How to show it is a rhombus I am trying to solve question 2 (figure 2). I have shown that the diagonals are interesting each other in right angle but I cannot show that AB||GH. Please help.
 A: Due parallelism of $ BG,AH $ 
$$\angle GBA+\angle BAH= 180^O$$
which are on one side of the transversal cutting  the two parallels. Dividing by 2 we get
$$\angle GBA/2+\angle BAH/2= 90^O= \angle BOG = \angle BOA,$$
as sum of two interior angles in a triangle, the diagonals cut at right angles, 
and by $AAS$, triangles $ BAO,BGO$ are congruent. 
$BA=BG,$ and $ABGH$ is a rhombus.
A: $\angle BAH+\angle ABG = 180^\circ$ since $AD||BC$.  From the angle bisections, it's easy to observe that $\angle AOB=90^\circ$: in $\triangle ABO$, $\angle ABO=\angle ABG/2$ and $\angle BAO=\angle BAH/2$, so $\angle ABO+\angle BAO=(\angle BAH+\angle ABG)/2=180^\circ/2=90^\circ$.  Moreover, $\angle ABO = \angle GBO$ because $BH$ bisects $\angle B$.  Observe that $\triangle ABO \cong \triangle GBO$ since they have a common side $OB$.  Therefore, $AO=OG$.

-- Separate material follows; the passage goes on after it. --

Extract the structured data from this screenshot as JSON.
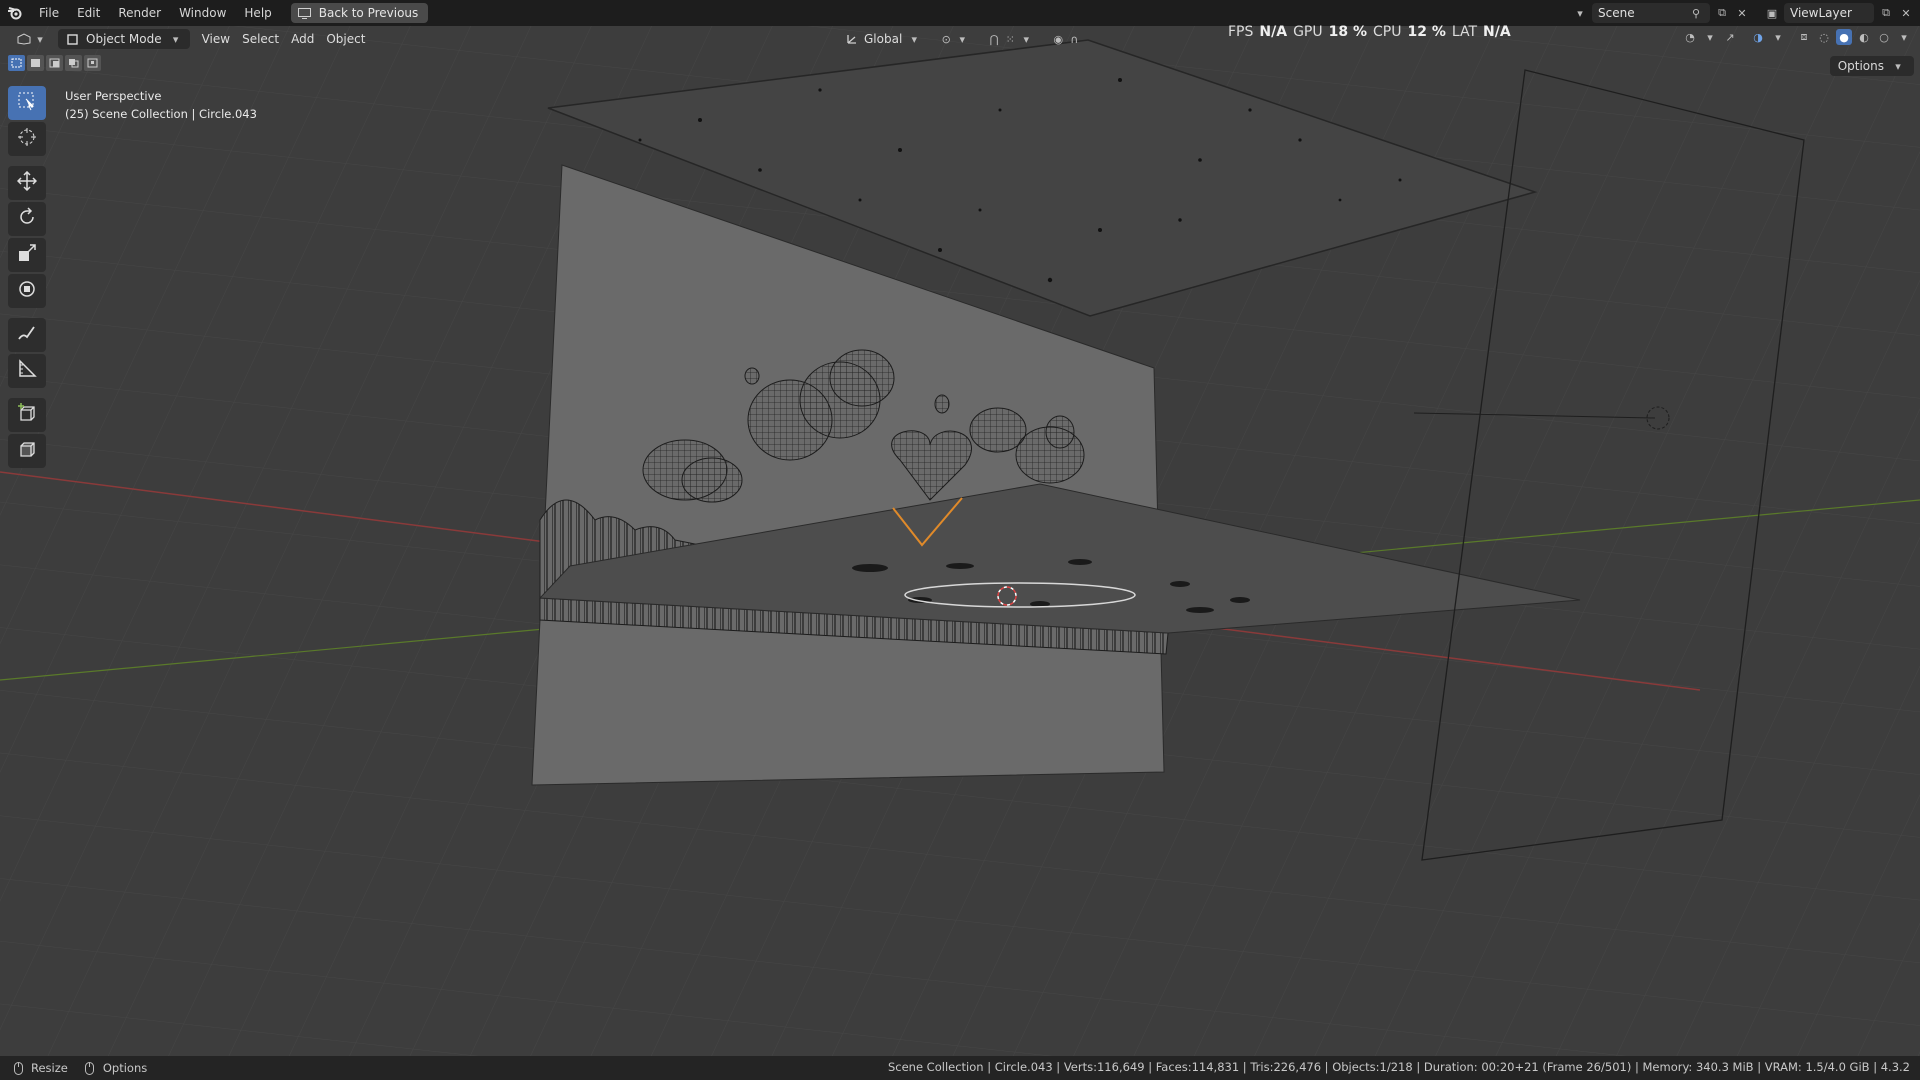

We finish the proof with $\triangle ABO \cong \triangle AHO$: $\angle BAO= \angle HAO$ as $AG$ bisects $\angle A$.  We've already proven that the diagonals of the quadrilateral $ABGH$ intersect each other at a right angle, giving $\angle AOB=\angle AOH$.  $OA$ is the common side, so we're done.
A: $\angle BAO=\angle HAO=\angle BGO$, and all angles at $O$ are $90^\circ$. Therefore $\triangle BAO\cong\triangle BGO$, and similarly $\triangle BAO\cong\triangle HAO$. It follows that $|GB|=|BA|=|AH|$, hence $GH\|BA$.
A: Using Alternate Interior Angles
$$\angle GBH=\angle AHB$$ and  $$\angle BHG=\angle ABH$$
Again, $$\angle ABH=\angle GBH$$
$$\implies\angle ABH=\angle AHB\implies AB=AH\ \  \  \ (1)$$
Similarly $BG=GH$
In $\triangle ABH, \triangle GBH$  $$\angle ABH=\angle GBH,\angle AHB=\angle GHB$$
and $BH$ being the common side
Using SAA Congruence
$$\triangle ABH\cong\triangle GBH$$
$$\implies AB=BG,AH=GH$$
Using $(1),$  $$BG=AB=AH=GH$$
A: Note:
$$mBAG=mGAH=mBGA \Rightarrow \Delta ABG \ \text{is isosceles},$$
$$mGBH=mBHA=mHBA \Rightarrow \Delta ABH \ \text{is isosceles}.$$
Since $BG||AH$ and $BG=AH$, then $AB=GH$ and $AB||GH$.